Friday, May 6, 2016

The Changes LA Fellows Has Made in My Job Search

The LA Fellows of Cohort 11 were an eager and successful class in getting job interviews during the program. Eight had accepted job offers by graduation day and more offers were in process. One of the Fellows sent an email to their Cohort talking about an interview experience that didn't turn into an offer, and how the program helped them deal with that disappointment in a more positive, healthier way than they may have in the past:

A week before graduation, I'd received a pretty formulaic email rejection for a job that I was really excited about. I had a pretty good idea which answer in the interview knocked me out of the running. The more I thought about it, the more upset I got over not getting the job and blamed myself.

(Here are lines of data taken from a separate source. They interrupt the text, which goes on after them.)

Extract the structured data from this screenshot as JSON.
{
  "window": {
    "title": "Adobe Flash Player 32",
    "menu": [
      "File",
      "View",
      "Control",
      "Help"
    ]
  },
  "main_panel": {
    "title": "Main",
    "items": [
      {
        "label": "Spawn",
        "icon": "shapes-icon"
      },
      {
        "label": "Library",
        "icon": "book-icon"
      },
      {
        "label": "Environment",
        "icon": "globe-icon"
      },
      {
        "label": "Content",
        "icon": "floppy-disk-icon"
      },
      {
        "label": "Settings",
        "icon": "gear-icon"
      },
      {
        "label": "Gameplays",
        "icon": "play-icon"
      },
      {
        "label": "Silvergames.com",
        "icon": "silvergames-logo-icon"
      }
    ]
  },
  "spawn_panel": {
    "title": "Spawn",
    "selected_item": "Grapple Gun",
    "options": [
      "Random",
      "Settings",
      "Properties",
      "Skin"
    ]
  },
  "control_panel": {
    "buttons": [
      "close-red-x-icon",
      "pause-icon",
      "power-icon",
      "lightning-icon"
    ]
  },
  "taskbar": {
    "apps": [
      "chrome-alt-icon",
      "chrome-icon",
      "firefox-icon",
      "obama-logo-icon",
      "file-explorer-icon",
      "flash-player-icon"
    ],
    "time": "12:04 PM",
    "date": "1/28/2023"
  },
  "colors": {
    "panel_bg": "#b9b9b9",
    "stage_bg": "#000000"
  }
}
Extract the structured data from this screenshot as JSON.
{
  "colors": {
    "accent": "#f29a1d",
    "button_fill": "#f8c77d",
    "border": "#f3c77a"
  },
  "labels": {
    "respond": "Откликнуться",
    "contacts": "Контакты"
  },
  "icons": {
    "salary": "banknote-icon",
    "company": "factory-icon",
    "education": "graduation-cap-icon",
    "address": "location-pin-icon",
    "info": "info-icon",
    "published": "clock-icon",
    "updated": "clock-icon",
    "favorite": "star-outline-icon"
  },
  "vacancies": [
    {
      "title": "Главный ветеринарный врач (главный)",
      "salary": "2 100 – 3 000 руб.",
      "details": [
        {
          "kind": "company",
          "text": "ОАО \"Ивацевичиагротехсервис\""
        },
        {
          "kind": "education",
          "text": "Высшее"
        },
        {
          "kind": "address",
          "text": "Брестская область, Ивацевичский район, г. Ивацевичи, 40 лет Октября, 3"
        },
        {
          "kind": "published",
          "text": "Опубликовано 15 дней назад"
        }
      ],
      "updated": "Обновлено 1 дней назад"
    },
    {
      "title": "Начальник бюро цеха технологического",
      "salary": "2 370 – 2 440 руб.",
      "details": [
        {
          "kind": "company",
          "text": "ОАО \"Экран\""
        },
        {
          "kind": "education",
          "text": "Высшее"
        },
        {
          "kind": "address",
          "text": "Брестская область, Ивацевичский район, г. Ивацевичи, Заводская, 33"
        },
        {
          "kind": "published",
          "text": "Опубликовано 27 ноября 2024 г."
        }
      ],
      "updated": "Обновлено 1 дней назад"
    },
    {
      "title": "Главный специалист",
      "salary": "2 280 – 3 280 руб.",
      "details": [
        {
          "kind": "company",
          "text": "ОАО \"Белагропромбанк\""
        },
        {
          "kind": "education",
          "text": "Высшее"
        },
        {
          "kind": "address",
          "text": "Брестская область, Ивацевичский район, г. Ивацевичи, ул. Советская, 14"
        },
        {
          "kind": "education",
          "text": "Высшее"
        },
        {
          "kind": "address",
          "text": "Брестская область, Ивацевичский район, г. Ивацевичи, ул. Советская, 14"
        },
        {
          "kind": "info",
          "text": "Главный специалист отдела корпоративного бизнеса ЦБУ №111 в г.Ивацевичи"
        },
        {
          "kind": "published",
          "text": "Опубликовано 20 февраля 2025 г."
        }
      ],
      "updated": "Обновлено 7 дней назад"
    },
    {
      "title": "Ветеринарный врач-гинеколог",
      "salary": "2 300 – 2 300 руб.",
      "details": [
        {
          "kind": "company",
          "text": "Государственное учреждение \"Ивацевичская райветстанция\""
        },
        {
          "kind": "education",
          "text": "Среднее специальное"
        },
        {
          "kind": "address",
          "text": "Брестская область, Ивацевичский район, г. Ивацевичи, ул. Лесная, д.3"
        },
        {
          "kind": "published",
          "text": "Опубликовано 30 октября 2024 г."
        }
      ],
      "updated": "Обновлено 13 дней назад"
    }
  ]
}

Halfway through the graduation ceremony I had an "Aha!" moment and realized "I can address the outstanding issues in an email to HR." I emailed my HR contact and asked her to pass on a message to the hiring manager expressing my disappointment, clarifying the issue that might have been problematic and wishing them well.

Later that evening I received a more personal email. The HR contact let me know that what I thought might be a stumbling block to getting the job wasn't a concern to the employer at all - it really was just that the other candidate was a better overall fit for that position. She encouraged me to continue applying for other jobs at the company. Had I not followed up, I might have needlessly shut the door on future opportunities.

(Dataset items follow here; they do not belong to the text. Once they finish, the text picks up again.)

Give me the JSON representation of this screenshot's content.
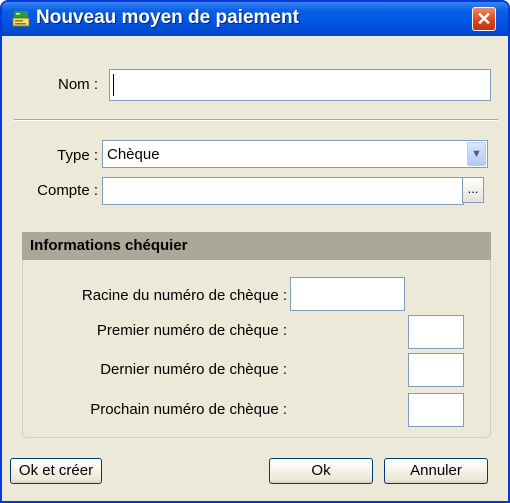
{
  "window": {
    "title": "Nouveau moyen de paiement",
    "title_icon": "payment-icon",
    "close_label": "✕"
  },
  "form": {
    "name_label": "Nom :",
    "name_value": "",
    "type_label": "Type :",
    "type_value": "Chèque",
    "account_label": "Compte :",
    "account_value": "",
    "account_button_label": "..."
  },
  "checkbook": {
    "title": "Informations chéquier",
    "root_label": "Racine du numéro de chèque :",
    "root_value": "",
    "first_label": "Premier numéro de chèque :",
    "first_value": "",
    "last_label": "Dernier numéro de chèque :",
    "last_value": "",
    "next_label": "Prochain numéro de chèque :",
    "next_value": ""
  },
  "buttons": {
    "ok_create": "Ok et créer",
    "ok": "Ok",
    "cancel": "Annuler"
  }
}
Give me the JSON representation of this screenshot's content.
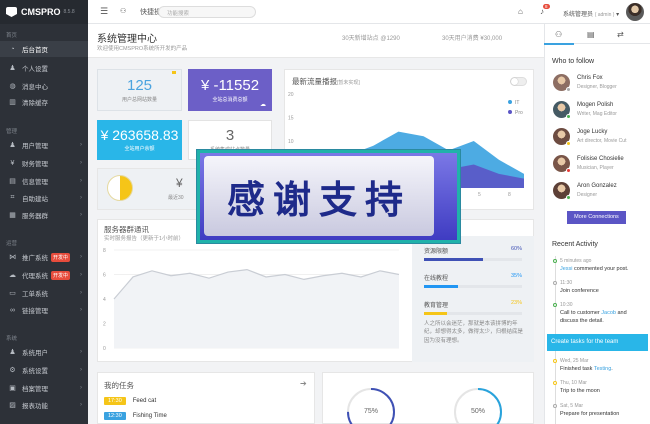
{
  "logo": {
    "name": "CMSPRO",
    "version": "8.5.8"
  },
  "sidebar": {
    "sections": [
      "首页",
      "管理",
      "运营",
      "系统"
    ],
    "items": [
      {
        "label": "后台首页",
        "icon": "gauge-icon",
        "active": true
      },
      {
        "label": "个人设置",
        "icon": "user-icon"
      },
      {
        "label": "消息中心",
        "icon": "globe-icon"
      },
      {
        "label": "清除缓存",
        "icon": "trash-icon"
      },
      {
        "label": "用户管理",
        "icon": "users-icon"
      },
      {
        "label": "财务管理",
        "icon": "money-icon"
      },
      {
        "label": "信息管理",
        "icon": "file-icon"
      },
      {
        "label": "自助建站",
        "icon": "sitemap-icon"
      },
      {
        "label": "服务器群",
        "icon": "server-icon"
      },
      {
        "label": "推广系统",
        "icon": "share-icon",
        "badge": "开发中"
      },
      {
        "label": "代理系统",
        "icon": "cloud-icon",
        "badge": "开发中"
      },
      {
        "label": "工单系统",
        "icon": "ticket-icon"
      },
      {
        "label": "链接管理",
        "icon": "link-icon"
      },
      {
        "label": "系统用户",
        "icon": "user-shield-icon"
      },
      {
        "label": "系统设置",
        "icon": "cog-icon"
      },
      {
        "label": "档案管理",
        "icon": "archive-icon"
      },
      {
        "label": "报表功能",
        "icon": "chart-icon"
      }
    ]
  },
  "topbar": {
    "quick_ops": "快捷操作",
    "search_placeholder": "功能搜索",
    "notif_count": "8",
    "user": "系统管理员",
    "role": "admin"
  },
  "title": {
    "main": "系统管理中心",
    "sub": "欢迎使用CMSPRO系统所开发的产品",
    "stat1_label": "30天新增站点",
    "stat1_value": "@1290",
    "stat2_label": "30天用户消费",
    "stat2_value": "¥30,000"
  },
  "stats": {
    "s1": {
      "value": "125",
      "label": "用户总网站数量"
    },
    "s2": {
      "value": "¥ -11552",
      "label": "全站总消费总额"
    },
    "s3": {
      "value": "¥ 263658.83",
      "label": "全站用户余额"
    },
    "s4": {
      "value": "3",
      "label": "系统集成站点数量"
    },
    "s5": {
      "value": "¥",
      "label": "最近30"
    }
  },
  "traffic": {
    "title": "最新流量播报",
    "hint": "[暂未实现]",
    "legend": [
      "IT",
      "Pro"
    ]
  },
  "server": {
    "title": "服务器群通讯",
    "sub": "实时服务报告（更新于1小时前）"
  },
  "chart_data": [
    {
      "type": "area",
      "title": "最新流量播报",
      "ytick_labels": [
        "20",
        "15",
        "10",
        "5",
        "0"
      ],
      "xtick_labels": [
        "2",
        "5",
        "8"
      ],
      "series": [
        {
          "name": "IT",
          "values": [
            4,
            5,
            7,
            9,
            12,
            11,
            8,
            10,
            6,
            3
          ]
        },
        {
          "name": "Pro",
          "values": [
            3,
            4,
            5,
            5,
            6,
            5,
            4,
            5,
            3,
            2
          ]
        }
      ]
    },
    {
      "type": "line",
      "title": "服务器群通讯",
      "ytick_labels": [
        "8",
        "6",
        "4",
        "2",
        "0"
      ],
      "values": [
        4,
        5.8,
        6.3,
        5.9,
        6.1,
        5.7,
        6.2,
        6.4,
        5.8,
        6.0,
        5.6,
        5.9,
        6.1,
        5.8,
        6.3,
        6.0
      ]
    }
  ],
  "progress": [
    {
      "label": "资源限额",
      "value": "60%",
      "fraction": 0.6,
      "color": "#3f51b5"
    },
    {
      "label": "在线教程",
      "value": "35%",
      "fraction": 0.35,
      "color": "#2196f3"
    },
    {
      "label": "教育管理",
      "value": "23%",
      "fraction": 0.23,
      "color": "#f5c518"
    }
  ],
  "progress_note": "人之所以会迷茫，那就是本该拼博的年纪，却想得太多，做得太少，归根结底是因为没有理想。",
  "tasks": {
    "title": "我的任务",
    "items": [
      {
        "time": "17:30",
        "text": "Feed cat",
        "color": "#f5c518"
      },
      {
        "time": "12:30",
        "text": "Fishing Time",
        "color": "#3aa2e0"
      }
    ]
  },
  "gauges": [
    {
      "value": "75%",
      "fraction": 0.75,
      "color": "#3f51b5"
    },
    {
      "value": "50%",
      "fraction": 0.5,
      "color": "#29a3dc"
    }
  ],
  "banner": "感谢支持",
  "who": {
    "title": "Who to follow",
    "people": [
      {
        "name": "Chris Fox",
        "role": "Designer, Blogger",
        "dot": "#aaa"
      },
      {
        "name": "Mogen Polish",
        "role": "Writer, Mag Editor",
        "dot": "#4caf50"
      },
      {
        "name": "Joge Lucky",
        "role": "Art director, Movie Cut",
        "dot": "#f5c518"
      },
      {
        "name": "Folisise Chosielie",
        "role": "Musician, Player",
        "dot": "#e53935"
      },
      {
        "name": "Aron Gonzalez",
        "role": "Designer",
        "dot": "#4caf50"
      }
    ],
    "more": "More Connections"
  },
  "activity": {
    "title": "Recent Activity",
    "items": [
      {
        "time": "5 minutes ago",
        "text_pre": "",
        "link": "Jessi",
        "text_post": " commented your post."
      },
      {
        "time": "11:30",
        "text_pre": "Join conference",
        "link": "",
        "text_post": ""
      },
      {
        "time": "10:30",
        "text_pre": "Call to customer ",
        "link": "Jacob",
        "text_post": " and discuss the detail."
      },
      {
        "time": "Wed, 25 Mar",
        "text_pre": "Finished task ",
        "link": "Testing",
        "text_post": "."
      },
      {
        "time": "Thu, 10 Mar",
        "text_pre": "Trip to the moon",
        "link": "",
        "text_post": ""
      },
      {
        "time": "Sat, 5 Mar",
        "text_pre": "Prepare for presentation",
        "link": "",
        "text_post": ""
      }
    ],
    "cta": "Create tasks for the team"
  }
}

Lessons learned: It's not all about me. It is all about fit. There's always another bus (job) coming along.
If this had happened before I started in LA Fellows, I would have:
  • Written a perfunctory response to the turndown email. If HR had written back, I would have found it too painful to read the email and deleted it.
  • Made a coy but sad post on Facebook and vented all weekend to friends on the phone or via private message.
  • Continued to beat myself up over things I could not change and feel horrible.

Instead, thanks to my LA Fellows training:
  • I reached out to my network (Fellows and non-Fellows) for support and constructive feedback.
  • I continued to work on other projects and leads and set up informational interviews because, although I hoped this opportunity would be the end of my search, I knew not to put all my eggs in one basket.
  • I am convinced that since I didn't get it, it was not the job for me, and am ready to move on in my search for other opportunities.

I'm sharing this with you now to remind you of what Lynnette taught us in class: do your best and move on. Don't over-think every job opportunity, don't take rejection too personally, and keep taking actions that will move your job search forward. Dwelling on the negative only serves to slow you down. LA Fellows set me up to be more successful, more productive, and smarter in my job search. I value the training I received and the connections that I've made and I know that it will help me find a position that's right for me.

This post was edited with permission of the author.